Gold was experiencing a flat trading session around the 1,860 level during Monday’s early European hours after a not-so-encouraging week, which sent the price to a one-month low of 1,852.
Specifically, the precious metal could not attract enough buying to crawl back above the support-turned-resistance trendline, edging lower instead to test the 50-day simple moving average (SMA) at 1,856. That is where the lower boundary of a bullish channel seems to be positioned. Hence, failure to rebound here could cause a relatively sharper decline to 1,825. If the 1,800 psychological mark proves fragile too, the door will open for the flattening 200-day SMA at 1,775. Another violation at this point would officially invalidate the uptrend from autumn’s lows.
The RSI and the MACD are backing the aforementioned bearish scenario as the former is facing downside pressures below its 50 neutral mark, while the latter has well distanced itself below its red signal line and is set to enter the negative area.

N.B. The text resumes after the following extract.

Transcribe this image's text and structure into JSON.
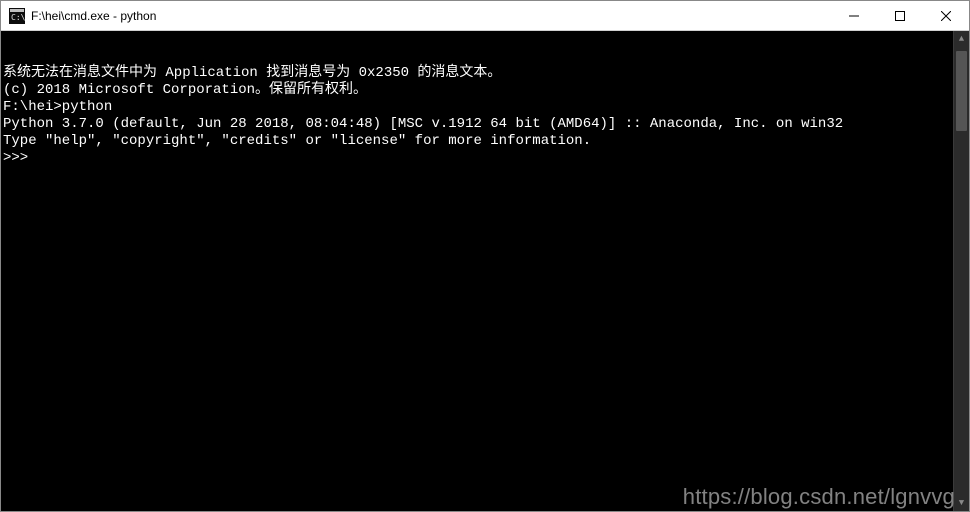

On the other hand, the stochastic oscillator is showing a soft bullish divergence after bottoming out in the oversold area, feeding some optimism that the price could soon pivot. Nevertheless, sentiment may remain weak unless the price bounces above the 1,895-1,900 wall, where the 20-day SMA is located. A successful penetration higher may face some congestion around 1,930 before heading for the key resistance area of 1,950. Then, the bulls will push towards the channel’s upper band, likely charting a new higher high at 2,000.
All in all, gold traders are expected to stay on the sidelines in the short term, waiting for fresh direction below the 50-day SMA at 1,856 or above the 1,895-1,900 barrier.